Joe made sure the hikers had everything they needed or wanted, and hurried down the path to the scout camp, where he began to cook the supper, while Tom was having a wash and getting into dry underclothes and shirt. He had been to the chalet store that afternoon and restocked the larder, and secured a piece of a big, fresh steak which had just come in by motor bus. This he now broiled over as good a bed of coals as he could get from his soft wood fire. He had coffee already boiling, and hot soup, and some nice canned beans, and French fried potatoes, and a surprise for dessert--nothing less than four plates of fresh huckleberries, which he had stumbled upon while taking a walk that noon, and picked into his hat.
When Mills and the doctor arrived, this supper was all ready, and the two men and two boys sat down on the log seats around the rough table of boards, and ate and talked, and talked and ate, while the evening shadows crossed the lake and the lights of the big hotel could be seen twinkling through the trees. It was a jolly meal, and a good one, and Tom had never in his life felt so hungry, and deliciously lame and sore and tired, so that a long draught of hot coffee seemed to go warming and tingling through all his body.
After supper, Joe would not let him go back to the tepee camp, but went himself to see that everything was fixed for the night. Tom just sat by the blazing camp-fire, while Mills and Dr. Kent smoked, and listened to the talk of the two men, who swapped yarns about mountain climbing. The doctor had been up rock crags in the Austrian Tyrol, thrilling precipices steeper than the wall of Iceberg Lake, and he had climbed over ice and snow, also, where you had to cut steps with an ice axe. But Mills, who had never been east of Omaha in his life, had once ridden down a mountain on a snow avalanche, (needless to say, without intending to!) and had seen a mother goat standing over her kid on the ledge of a precipice fighting off a bald eagle. Tom listened with ears wide open, and though he was sleepy and tired, he was sorry when the men rose to depart.
"I'll come here for breakfast, boys, if you don't mind," the doctor said. "Those hikers may be an estimable collection of citizens and citizenesses, but I came out here to get away from folks. Good-night, Tom. We'll have to have one more climb before I go--day after to-morrow, I guess. To-morrow I'm going back to Iceberg Lake and look at the flowers more carefully. Good-night, Joe. Good-night, Mills. Thanks for coming to-day. You Rocky Mountain goat hunters don't need any course of training in the Alps."
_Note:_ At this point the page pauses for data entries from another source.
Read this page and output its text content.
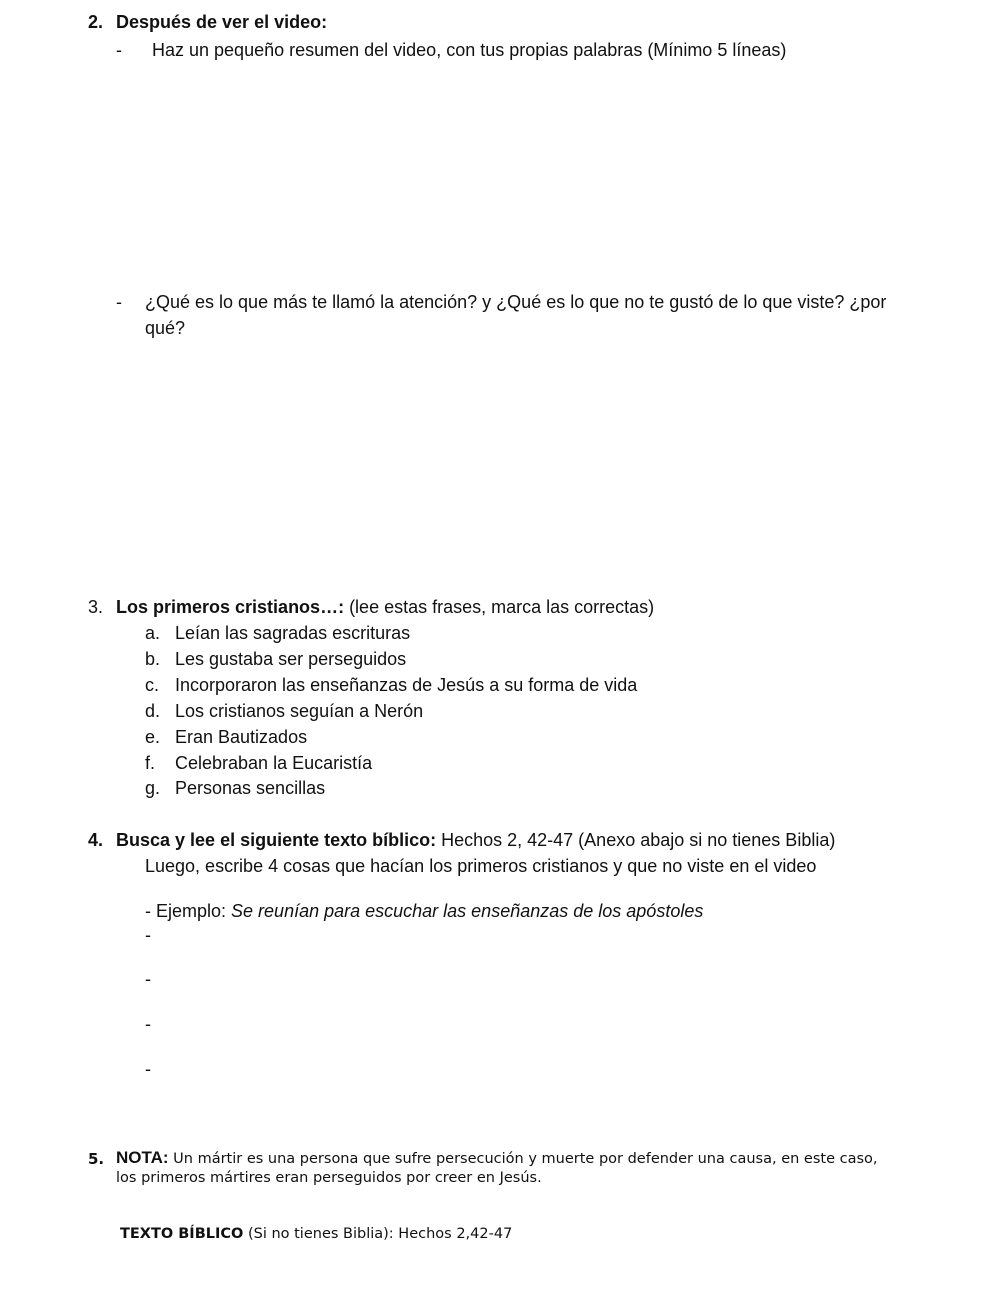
2. Después de ver el video:
- Haz un pequeño resumen del video, con tus propias palabras (Mínimo 5 líneas)
- ¿Qué es lo que más te llamó la atención? y ¿Qué es lo que no te gustó de lo que viste? ¿por
qué?
3. Los primeros cristianos…: (lee estas frases, marca las correctas)
a. Leían las sagradas escrituras
b. Les gustaba ser perseguidos
c. Incorporaron las enseñanzas de Jesús a su forma de vida
d. Los cristianos seguían a Nerón
e. Eran Bautizados
f. Celebraban la Eucaristía
g. Personas sencillas
4. Busca y lee el siguiente texto bíblico: Hechos 2, 42-47 (Anexo abajo si no tienes Biblia)
Luego, escribe 4 cosas que hacían los primeros cristianos y que no viste en el video
- Ejemplo: Se reunían para escuchar las enseñanzas de los apóstoles
-
-
-
-
5. NOTA: Un mártir es una persona que sufre persecución y muerte por defender una causa, en este caso,
los primeros mártires eran perseguidos por creer en Jesús.
TEXTO BÍBLICO (Si no tienes Biblia): Hechos 2,42-47
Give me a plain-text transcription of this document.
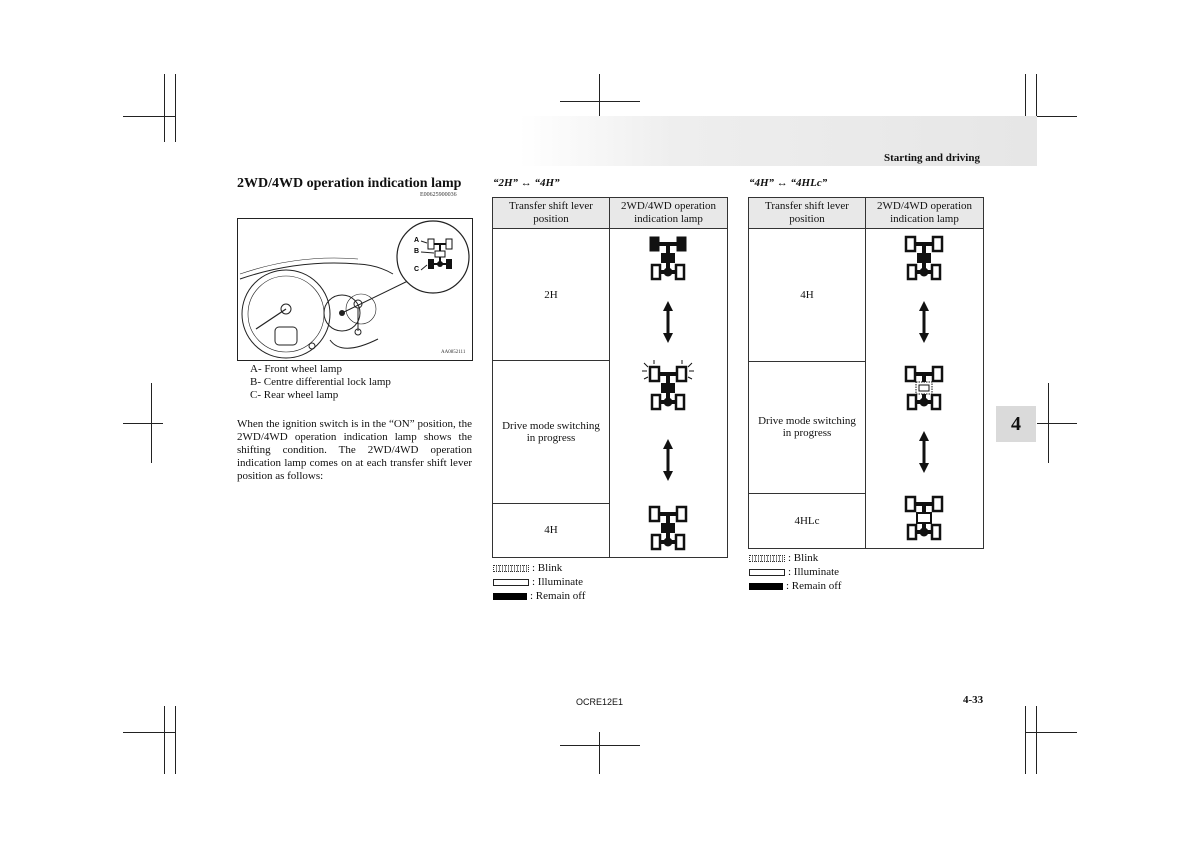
Starting and driving
4
2WD/4WD operation indication lamp
E00625900036
A
B
C
AA0852111
A- Front wheel lamp
B- Centre differential lock lamp
C- Rear wheel lamp
When the ignition switch is in the “ON” position, the 2WD/4WD operation indication lamp shows the shifting condition. The 2WD/4WD operation indication lamp comes on at each transfer shift lever position as follows:
“2H” ↔ “4H”
Transfer shift lever position	2WD/4WD operation indication lamp
2H	
Drive mode switching in progress	
4H	
: Blink
: Illuminate
: Remain off
“4H” ↔ “4HLc”
Transfer shift lever position	2WD/4WD operation indication lamp
4H	
Drive mode switching in progress	
4HLc	
: Blink
: Illuminate
: Remain off
OCRE12E1	4-33
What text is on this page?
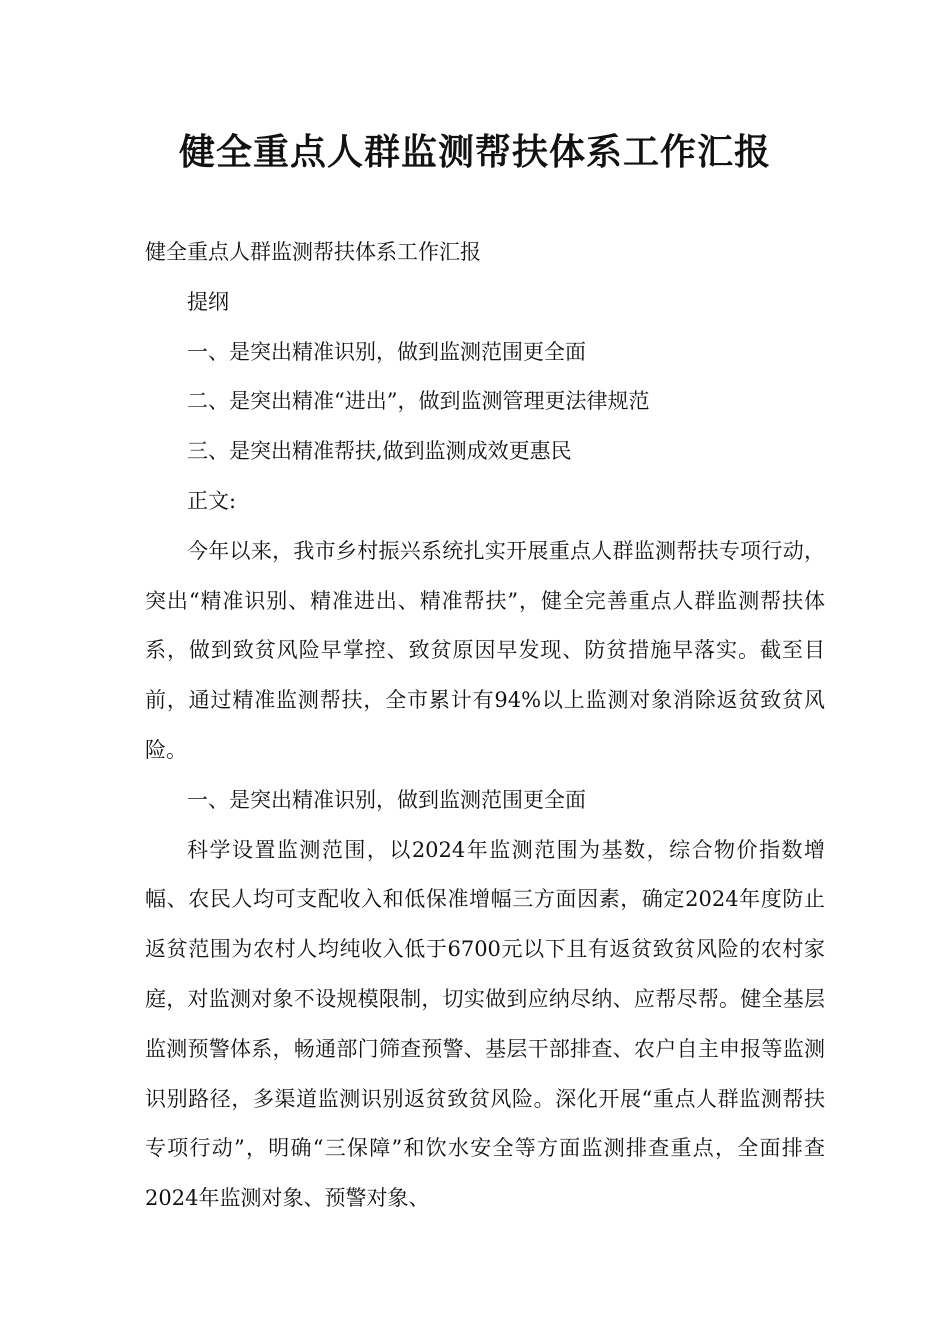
健全重点人群监测帮扶体系工作汇报

健全重点人群监测帮扶体系工作汇报

提纲

一、是突出精准识别，做到监测范围更全面

二、是突出精准“进出”，做到监测管理更法律规范

三、是突出精准帮扶,做到监测成效更惠民

正文:

今年以来，我市乡村振兴系统扎实开展重点人群监测帮扶专项行动，突出“精准识别、精准进出、精准帮扶”，健全完善重点人群监测帮扶体系，做到致贫风险早掌控、致贫原因早发现、防贫措施早落实。截至目前，通过精准监测帮扶，全市累计有94%以上监测对象消除返贫致贫风险。

一、是突出精准识别，做到监测范围更全面

科学设置监测范围，以2024年监测范围为基数，综合物价指数增幅、农民人均可支配收入和低保准增幅三方面因素，确定2024年度防止返贫范围为农村人均纯收入低于6700元以下且有返贫致贫风险的农村家庭，对监测对象不设规模限制，切实做到应纳尽纳、应帮尽帮。健全基层监测预警体系，畅通部门筛查预警、基层干部排查、农户自主申报等监测识别路径，多渠道监测识别返贫致贫风险。深化开展“重点人群监测帮扶专项行动”，明确“三保障”和饮水安全等方面监测排查重点，全面排查2024年监测对象、预警对象、
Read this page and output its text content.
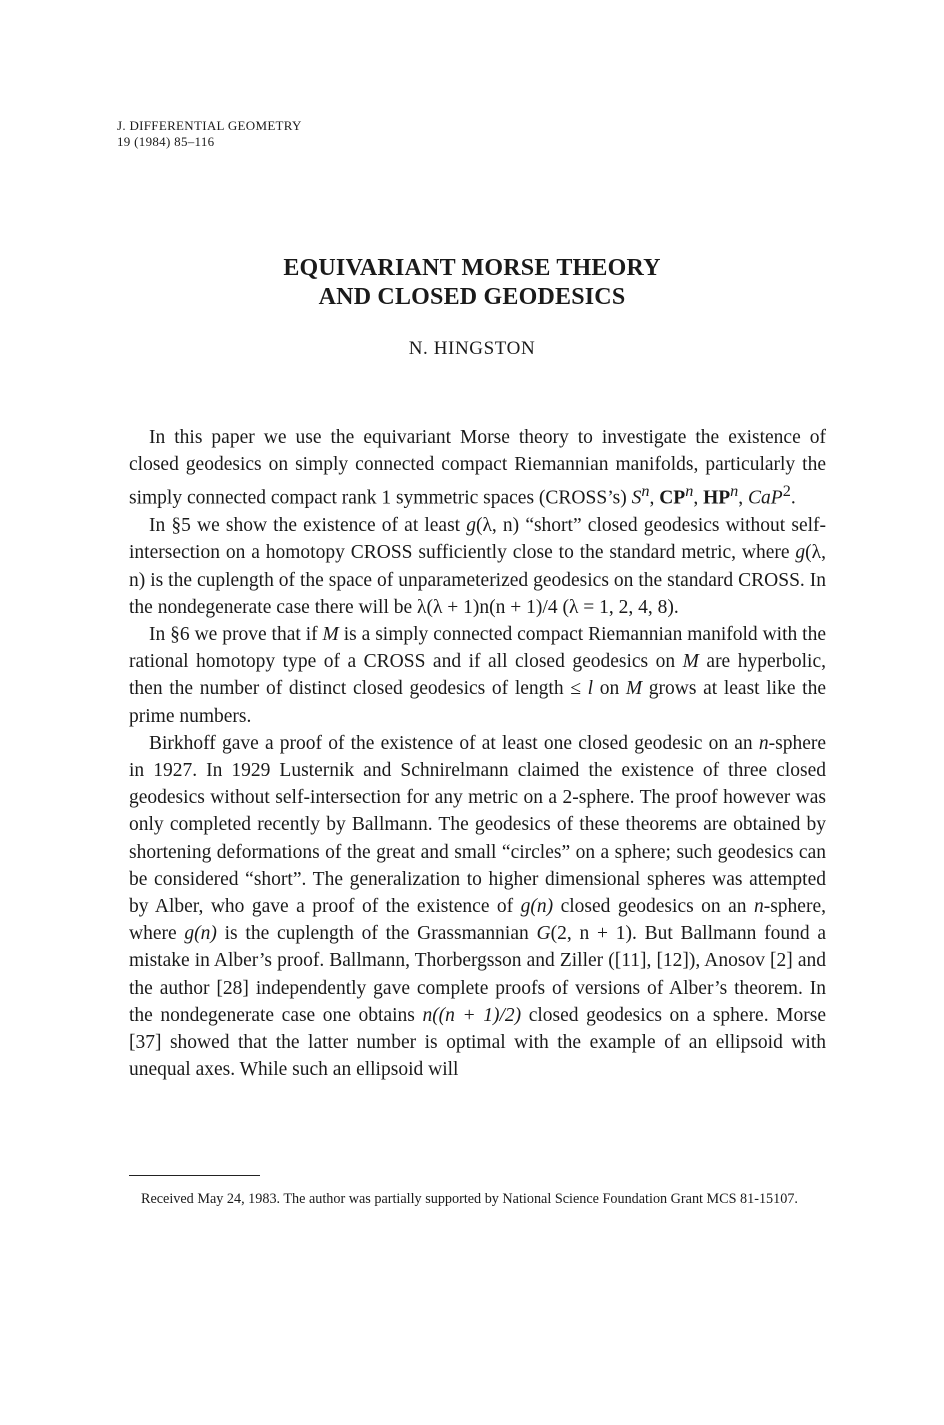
J. DIFFERENTIAL GEOMETRY
19 (1984) 85–116
EQUIVARIANT MORSE THEORY
AND CLOSED GEODESICS
N. HINGSTON

In this paper we use the equivariant Morse theory to investigate the existence of closed geodesics on simply connected compact Riemannian manifolds, particularly the simply connected compact rank 1 symmetric spaces (CROSS’s) $S^n$, $CP^n$, $HP^n$, CaP$^2$.

In §5 we show the existence of at least g(λ, n) “short” closed geodesics without self-intersection on a homotopy CROSS sufficiently close to the standard metric, where g(λ, n) is the cuplength of the space of unparameterized geodesics on the standard CROSS. In the nondegenerate case there will be λ(λ + 1)n(n + 1)/4 (λ = 1, 2, 4, 8).

In §6 we prove that if M is a simply connected compact Riemannian manifold with the rational homotopy type of a CROSS and if all closed geodesics on M are hyperbolic, then the number of distinct closed geodesics of length ≤ l on M grows at least like the prime numbers.

Birkhoff gave a proof of the existence of at least one closed geodesic on an n-sphere in 1927. In 1929 Lusternik and Schnirelmann claimed the existence of three closed geodesics without self-intersection for any metric on a 2-sphere. The proof however was only completed recently by Ballmann. The geodesics of these theorems are obtained by shortening deformations of the great and small “circles” on a sphere; such geodesics can be considered “short”. The generalization to higher dimensional spheres was attempted by Alber, who gave a proof of the existence of g(n) closed geodesics on an n-sphere, where g(n) is the cuplength of the Grassmannian G(2, n + 1). But Ballmann found a mistake in Alber’s proof. Ballmann, Thorbergsson and Ziller ([11], [12]), Anosov [2] and the author [28] independently gave complete proofs of versions of Alber’s theorem. In the nondegenerate case one obtains n((n + 1)/2) closed geodesics on a sphere. Morse [37] showed that the latter number is optimal with the example of an ellipsoid with unequal axes. While such an ellipsoid will

Received May 24, 1983. The author was partially supported by National Science Foundation Grant MCS 81-15107.
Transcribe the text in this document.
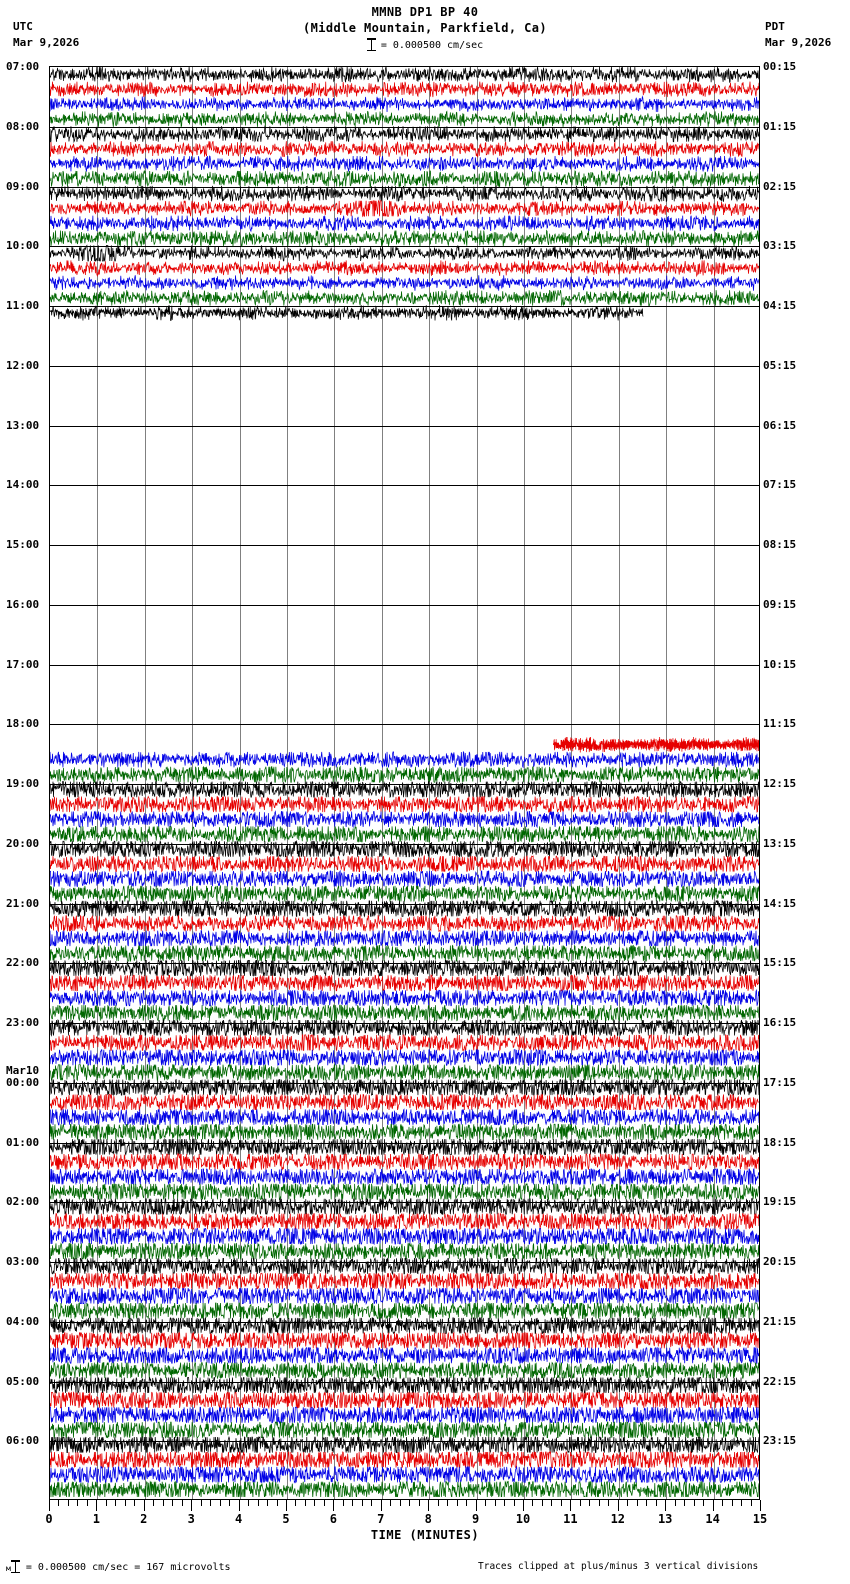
MMNB DP1 BP 40
(Middle Mountain, Parkfield, Ca)
UTC
Mar 9,2026
PDT
Mar 9,2026
= 0.000500 cm/sec
07:00	00:15
08:00	01:15
09:00	02:15
10:00	03:15
11:00	04:15
12:00	05:15
13:00	06:15
14:00	07:15
15:00	08:15
16:00	09:15
17:00	10:15
18:00	11:15
19:00	12:15
20:00	13:15
21:00	14:15
22:00	15:15
23:00	16:15
00:00	17:15
Mar10
01:00	18:15
02:00	19:15
03:00	20:15
04:00	21:15
05:00	22:15
06:00	23:15
0	1	2	3	4	5	6	7	8	9	10	11	12	13	14	15
TIME (MINUTES)
м = 0.000500 cm/sec = 167 microvolts	Traces clipped at plus/minus 3 vertical divisions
"Good-night," the scouts called, as the two men disappeared in opposite directions.
Tom told Joe all that had happened as they got ready for bed, and ended by declaring he was too excited still to go to sleep.
Joe laughed.
"I thought I was, the first day over Piegan," said he. "But the old Rockies fooled me. I slept, all right. So'll you."
And Tom did. In fact, it is doubtful if he heard the tail end of Joe's sentence.